Warren, 70, once a front-runner for the party’s White House nomination, told aides Thursday morning she was suspending her campaign after poor showings in the first four early-voting states and Super Tuesday. Harris, 55, bowed out in November after polls suggested she would struggle to be viable for delegates in the Iowa caucuses.
“I think that that we all know, and this election cycle in particular has also presented very legitimate questions about the challenges of women running for president of the United States,” the California senator told reporters on Capitol Hill of her Massachusetts colleague Thursday.
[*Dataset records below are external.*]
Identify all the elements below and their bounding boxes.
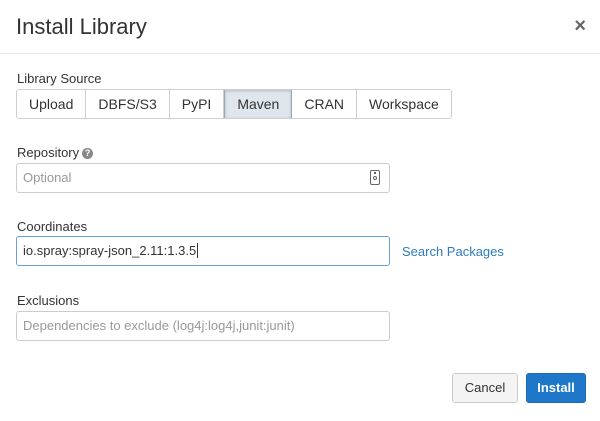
- help-icon[interactable]: ?: [82, 148, 94, 159]
- install-library-dialog: Install Library × Library Source Upload …: [0, 0, 600, 421]
- source-option-upload[interactable]: Upload: [17, 90, 87, 118]
- coordinates-value: io.spray:spray-json_2.11:1.3.5: [23, 243, 197, 258]
- exclusions-label: Exclusions: [17, 293, 80, 308]
- repository-input[interactable]: Optional: [16, 163, 390, 193]
- library-source-segmented-control: Upload DBFS/S3 PyPI Maven CRAN Workspace: [16, 89, 452, 119]
- library-source-label: Library Source: [17, 71, 102, 86]
- exclusions-input[interactable]: Dependencies to exclude (log4j:log4j,jun…: [16, 311, 390, 341]
- source-option-pypi[interactable]: PyPI: [169, 90, 225, 118]
- dialog-title: Install Library: [16, 14, 147, 39]
- source-option-maven[interactable]: Maven: [224, 90, 293, 118]
- coordinates-input[interactable]: io.spray:spray-json_2.11:1.3.5: [16, 236, 390, 266]
- text-cursor: [197, 243, 199, 258]
- source-option-cran[interactable]: CRAN: [292, 90, 358, 118]
- install-button[interactable]: Install: [526, 373, 586, 403]
- source-option-workspace[interactable]: Workspace: [357, 90, 451, 118]
- close-icon[interactable]: ×: [574, 15, 586, 37]
- coordinates-label: Coordinates: [17, 219, 88, 234]
- repository-label-text: Repository: [17, 145, 80, 160]
- cancel-button[interactable]: Cancel: [452, 373, 518, 403]
- dialog-header: Install Library ×: [0, 0, 600, 54]
- repository-placeholder: Optional: [23, 170, 72, 185]
- repository-label: Repository?: [17, 145, 94, 160]
- exclusions-placeholder: Dependencies to exclude (log4j:log4j,jun…: [23, 318, 295, 333]
- source-option-dbfs-s3[interactable]: DBFS/S3: [86, 90, 170, 118]
- search-packages-link[interactable]: Search Packages: [402, 244, 504, 259]
- repository-picker-icon[interactable]: [370, 170, 380, 185]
“The reality is that there’s still a lot of work to be done to make it very clear that women are exceptionally qualified and capable of being the commander in chief of the United States of America,” she added.
NEW from Sen. @KamalaHarris on Elizabeth Warren: “I think she is an incredible leader, and I have nothing but praise for her. Adds: “This election cycle in particular has also presented very legitimate questions about the challenges of women running for president.” More: pic.twitter.com/wnIwF6q7FE
— Geoff Bennett (@GeoffRBennett) March 5, 2020
Senator Harris: “I think that that we all know and this election cycle in particular has also presented very legitimate questions about the challenges of women running for president of the United States.“
— Alan He (@alanhe) March 5, 2020
[Previous coverage: Kamala Harris blames campaign struggles on ‘difficulty in imagining’ a black, female president]
Harris hasn’t been quiet about the perceived problems women encounter on the campaign trail. She and Warren were once part of a historically crowded field that boasted a record-breaking number of women. The pack has now dwindled down to only include Hawaii Rep. Tulsi Gabbard, 38.
“There is a lack of ability or a difficulty in imagining that someone who we have never seen can do a job that has been done, you know, 45 times by someone who is not that person,” she told Axios last October.
In a call informing her team she’d decided to exit the race, Warren praised their efforts, adding she refused to let “disappointment blind me, or you, to what we’ve accomplished.”
“We didn’t reach our goal, but what we have done together — what you have done — has made a lasting difference. It’s not the scale of the difference we wanted to make, but it matters — and the changes will have ripples for years to come,” she said.